Retenons que la formation consiste en une fixation. L’apprentissage de la géographie permet de fixer l’imagination, en brider les distractions pour qu’elle ne rêve pas. La fixer ainsi, c’est la soumettre à des règles, donc au travail de l’entendement. On ne chasse pas l’imagination de la science : on la tient, on l’immobilise. Autrement dit, le rôle de l’entendement vigilant est d’inhiber le rêve, mais c’est seulement dans l’expérience esthétique, qui renvoie à un autre champ de l’existence humaine, à moins de donner une réponse spécifique à la question générale « qui est l’homme ? », que l’entendement va se laisser aller aux rêveries de l’imagination. Notre unité proprement humaine s’éprouve dans la libre expérience esthétique, qui est un état de rêverie éveillée. Notre humanité se définit à travers un état de dissipation intellectuelle. Non seulement Kant a déjà montré que la raison rêve en projetant des foyers idéaux en dehors de toute expérience possible (focus imaginarius), mais il a surtout voulu permettre l’utilisation de ces foyers fictifs comme règles pour l’action et la connaissance. Si elles ne présentent pas l’étant qu’on peut rencontrer dans l’expérience (elles ne sont pas ostensives), les Idées peuvent néanmoins jouer un rôle régulateur, en restant soumises à la faculté des règles.
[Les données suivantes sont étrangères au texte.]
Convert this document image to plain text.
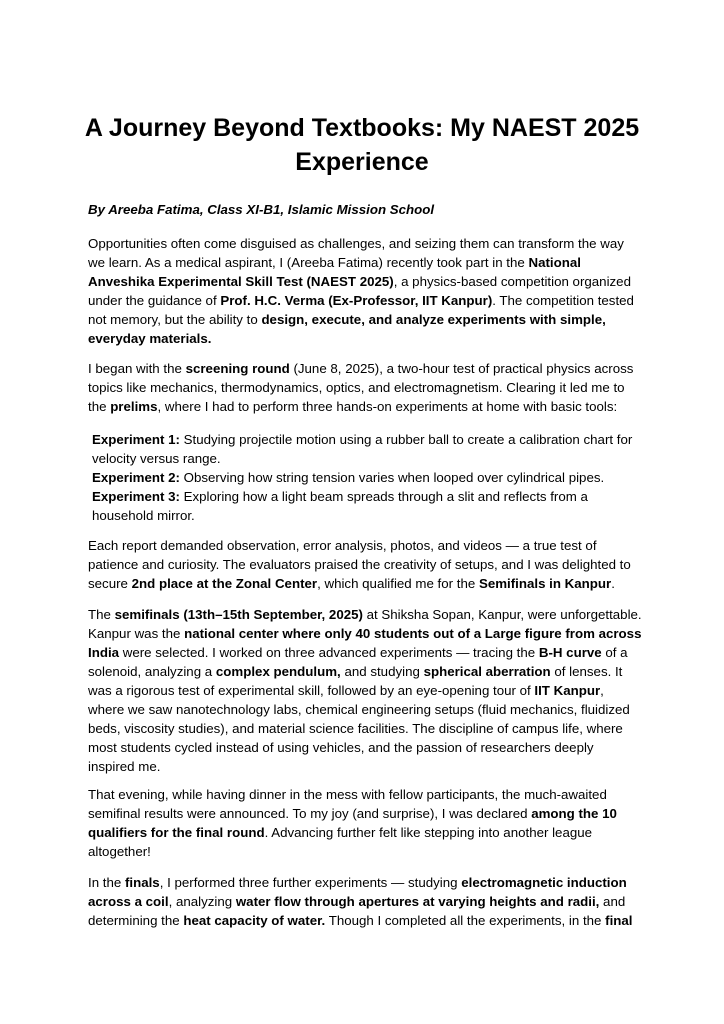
A Journey Beyond Textbooks: My NAEST 2025 Experience

By Areeba Fatima, Class XI-B1, Islamic Mission School

Opportunities often come disguised as challenges, and seizing them can transform the way we learn. As a medical aspirant, I (Areeba Fatima) recently took part in the National Anveshika Experimental Skill Test (NAEST 2025), a physics-based competition organized under the guidance of Prof. H.C. Verma (Ex-Professor, IIT Kanpur). The competition tested not memory, but the ability to design, execute, and analyze experiments with simple, everyday materials.

I began with the screening round (June 8, 2025), a two-hour test of practical physics across topics like mechanics, thermodynamics, optics, and electromagnetism. Clearing it led me to the prelims, where I had to perform three hands-on experiments at home with basic tools:

Experiment 1: Studying projectile motion using a rubber ball to create a calibration chart for velocity versus range.
Experiment 2: Observing how string tension varies when looped over cylindrical pipes.
Experiment 3: Exploring how a light beam spreads through a slit and reflects from a household mirror.

Each report demanded observation, error analysis, photos, and videos — a true test of patience and curiosity. The evaluators praised the creativity of setups, and I was delighted to secure 2nd place at the Zonal Center, which qualified me for the Semifinals in Kanpur.

The semifinals (13th–15th September, 2025) at Shiksha Sopan, Kanpur, were unforgettable. Kanpur was the national center where only 40 students out of a Large figure from across India were selected. I worked on three advanced experiments — tracing the B-H curve of a solenoid, analyzing a complex pendulum, and studying spherical aberration of lenses. It was a rigorous test of experimental skill, followed by an eye-opening tour of IIT Kanpur, where we saw nanotechnology labs, chemical engineering setups (fluid mechanics, fluidized beds, viscosity studies), and material science facilities. The discipline of campus life, where most students cycled instead of using vehicles, and the passion of researchers deeply inspired me.

That evening, while having dinner in the mess with fellow participants, the much-awaited semifinal results were announced. To my joy (and surprise), I was declared among the 10 qualifiers for the final round. Advancing further felt like stepping into another league altogether!

In the finals, I performed three further experiments — studying electromagnetic induction across a coil, analyzing water flow through apertures at varying heights and radii, and determining the heat capacity of water. Though I completed all the experiments, in the final
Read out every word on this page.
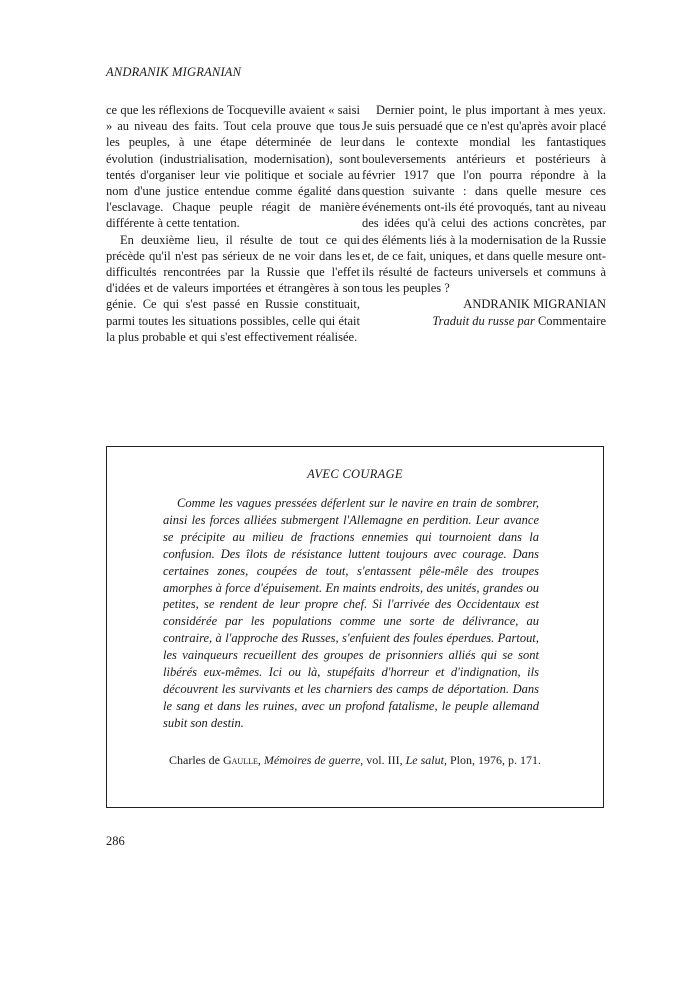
ANDRANIK MIGRANIAN

ce que les réflexions de Tocqueville avaient « saisi » au niveau des faits. Tout cela prouve que tous les peuples, à une étape déterminée de leur évolution (industrialisation, modernisation), sont tentés d'organiser leur vie politique et sociale au nom d'une justice entendue comme égalité dans l'esclavage. Chaque peuple réagit de manière différente à cette tentation.

En deuxième lieu, il résulte de tout ce qui précède qu'il n'est pas sérieux de ne voir dans les difficultés rencontrées par la Russie que l'effet d'idées et de valeurs importées et étrangères à son génie. Ce qui s'est passé en Russie constituait, parmi toutes les situations possibles, celle qui était la plus probable et qui s'est effectivement réalisée.

Dernier point, le plus important à mes yeux. Je suis persuadé que ce n'est qu'après avoir placé dans le contexte mondial les fantastiques bouleversements antérieurs et postérieurs à février 1917 que l'on pourra répondre à la question suivante : dans quelle mesure ces événements ont-ils été provoqués, tant au niveau des idées qu'à celui des actions concrètes, par des éléments liés à la modernisation de la Russie et, de ce fait, uniques, et dans quelle mesure ont-ils résulté de facteurs universels et communs à tous les peuples ?

ANDRANIK MIGRANIAN

Traduit du russe par Commentaire

AVEC COURAGE

Comme les vagues pressées déferlent sur le navire en train de sombrer, ainsi les forces alliées submergent l'Allemagne en perdition. Leur avance se précipite au milieu de fractions ennemies qui tournoient dans la confusion. Des îlots de résistance luttent toujours avec courage. Dans certaines zones, coupées de tout, s'entassent pêle-mêle des troupes amorphes à force d'épuisement. En maints endroits, des unités, grandes ou petites, se rendent de leur propre chef. Si l'arrivée des Occidentaux est considérée par les populations comme une sorte de délivrance, au contraire, à l'approche des Russes, s'enfuient des foules éperdues. Partout, les vainqueurs recueillent des groupes de prisonniers alliés qui se sont libérés eux-mêmes. Ici ou là, stupéfaits d'horreur et d'indignation, ils découvrent les survivants et les charniers des camps de déportation. Dans le sang et dans les ruines, avec un profond fatalisme, le peuple allemand subit son destin.

Charles de Gaulle, Mémoires de guerre, vol. III, Le salut, Plon, 1976, p. 171.
286
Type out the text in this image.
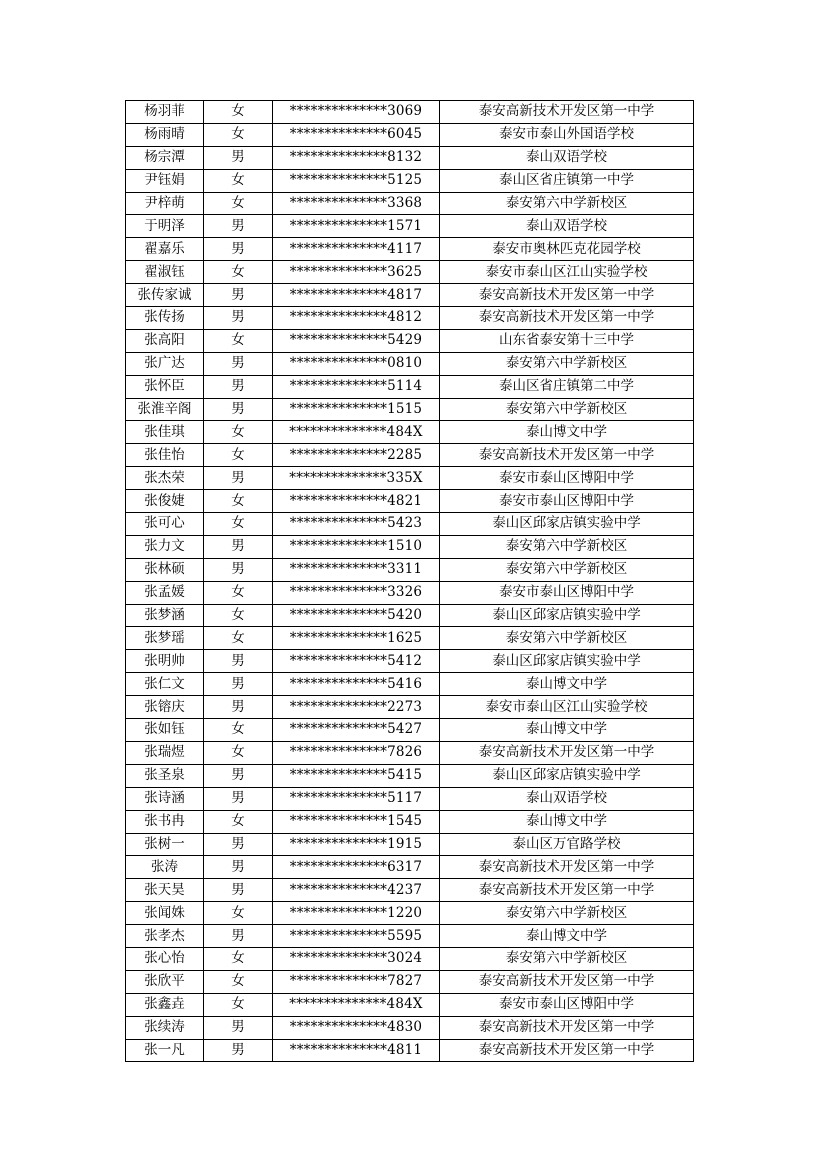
杨羽菲	女	**************3069	泰安高新技术开发区第一中学
杨雨晴	女	**************6045	泰安市泰山外国语学校
杨宗潭	男	**************8132	泰山双语学校
尹钰娟	女	**************5125	泰山区省庄镇第一中学
尹梓萌	女	**************3368	泰安第六中学新校区
于明泽	男	**************1571	泰山双语学校
翟嘉乐	男	**************4117	泰安市奥林匹克花园学校
翟淑钰	女	**************3625	泰安市泰山区江山实验学校
张传家诚	男	**************4817	泰安高新技术开发区第一中学
张传扬	男	**************4812	泰安高新技术开发区第一中学
张高阳	女	**************5429	山东省泰安第十三中学
张广达	男	**************0810	泰安第六中学新校区
张怀臣	男	**************5114	泰山区省庄镇第二中学
张淮辛阁	男	**************1515	泰安第六中学新校区
张佳琪	女	**************484X	泰山博文中学
张佳怡	女	**************2285	泰安高新技术开发区第一中学
张杰荣	男	**************335X	泰安市泰山区博阳中学
张俊婕	女	**************4821	泰安市泰山区博阳中学
张可心	女	**************5423	泰山区邱家店镇实验中学
张力文	男	**************1510	泰安第六中学新校区
张林硕	男	**************3311	泰安第六中学新校区
张孟媛	女	**************3326	泰安市泰山区博阳中学
张梦涵	女	**************5420	泰山区邱家店镇实验中学
张梦瑶	女	**************1625	泰安第六中学新校区
张明帅	男	**************5412	泰山区邱家店镇实验中学
张仁文	男	**************5416	泰山博文中学
张镕庆	男	**************2273	泰安市泰山区江山实验学校
张如钰	女	**************5427	泰山博文中学
张瑞煜	女	**************7826	泰安高新技术开发区第一中学
张圣泉	男	**************5415	泰山区邱家店镇实验中学
张诗涵	男	**************5117	泰山双语学校
张书冉	女	**************1545	泰山博文中学
张树一	男	**************1915	泰山区万官路学校
张涛	男	**************6317	泰安高新技术开发区第一中学
张天昊	男	**************4237	泰安高新技术开发区第一中学
张闻姝	女	**************1220	泰安第六中学新校区
张孝杰	男	**************5595	泰山博文中学
张心怡	女	**************3024	泰安第六中学新校区
张欣平	女	**************7827	泰安高新技术开发区第一中学
张鑫垚	女	**************484X	泰安市泰山区博阳中学
张续涛	男	**************4830	泰安高新技术开发区第一中学
张一凡	男	**************4811	泰安高新技术开发区第一中学
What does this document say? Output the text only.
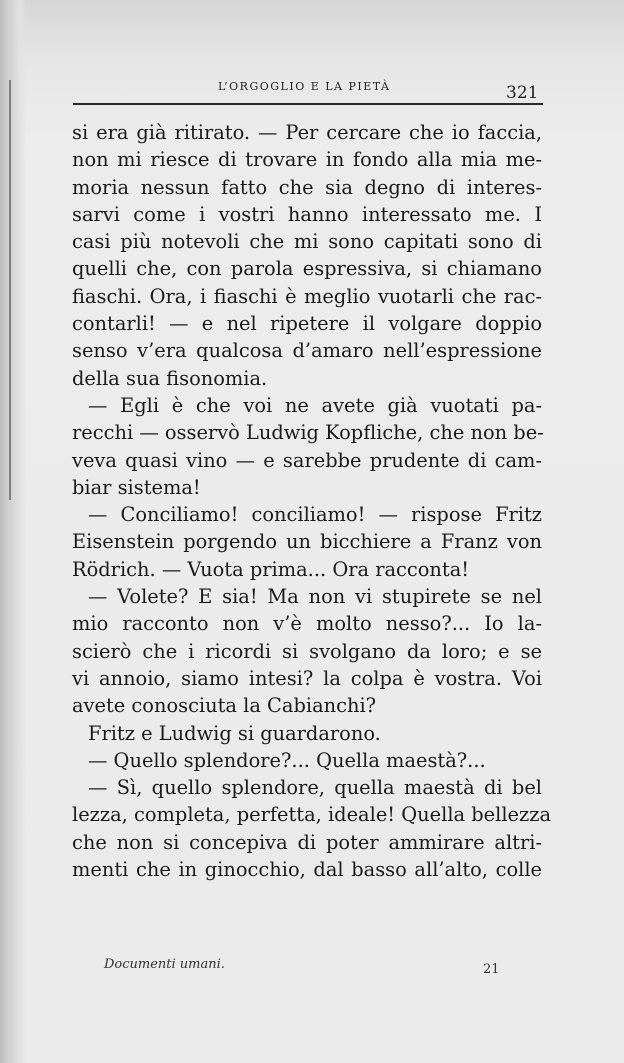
L’ORGOGLIO E LA PIETÀ	321
si era già ritirato. — Per cercare che io faccia,
non mi riesce di trovare in fondo alla mia me-
moria nessun fatto che sia degno di interes-
sarvi come i vostri hanno interessato me. I
casi più notevoli che mi sono capitati sono di
quelli che, con parola espressiva, si chiamano
fiaschi. Ora, i fiaschi è meglio vuotarli che rac-
contarli! — e nel ripetere il volgare doppio
senso v’era qualcosa d’amaro nell’espressione
della sua fisonomia.
— Egli è che voi ne avete già vuotati pa-
recchi — osservò Ludwig Kopfliche, che non be-
veva quasi vino — e sarebbe prudente di cam-
biar sistema!
— Conciliamo! conciliamo! — rispose Fritz
Eisenstein porgendo un bicchiere a Franz von
Rödrich. — Vuota prima... Ora racconta!
— Volete? E sia! Ma non vi stupirete se nel
mio racconto non v’è molto nesso?... Io la-
scierò che i ricordi si svolgano da loro; e se
vi annoio, siamo intesi? la colpa è vostra. Voi
avete conosciuta la Cabianchi?
Fritz e Ludwig si guardarono.
— Quello splendore?... Quella maestà?...
— Sì, quello splendore, quella maestà di bel
lezza, completa, perfetta, ideale! Quella bellezza
che non si concepiva di poter ammirare altri-
menti che in ginocchio, dal basso all’alto, colle
Documenti umani.	21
On va alors pouvoir s’en servir comme de points de repères qu’on aura préalablement fixés au titre de fins indéfinies dans une auto-projection de la Raison à l’infini.

Les idées de totalités, Moi, Dieu et Monde, qui constituent respectivement la psychologie, la théologie et la cosmologie rationnelles (soit les trois métaphysiques spéciales dont l’impossibilité comme disciplines théoriques n’implique pas celle de la métaphysique générale en tant qu’Analytique des facultés de connaître) déploient l’horizon transcendantal indépassable à partir duquel le retour aux phénomènes devient nécessaire . Mais cette nécessité entraîne du même coup la transgression possible de ces limitations théoriques (que puis-je connaître sinon la nature comme ensemble des phénomènes ?) avec les réponses pratiques à apporter aux deux questions psychologiques et théologiques : « que dois-je faire ? » et « que m’est-il permis d’espérer ? ». Seule la grandeur du ciel étoilé (l’absolument grand) peut souffrir de la comparaison avec cette loi morale (l’absolu) qui se découvre à l’intérieur du moi. Autrement dit, à défaut de constituer des objets connaissables, ces règles sont au principe de l’orientation dans la pensée, ce qui signifie également : au principe de l’engagement pratique puisqu’elles attestent du besoin de liberté qui seul est en mesure de définir l’être propre de la personne raisonnable.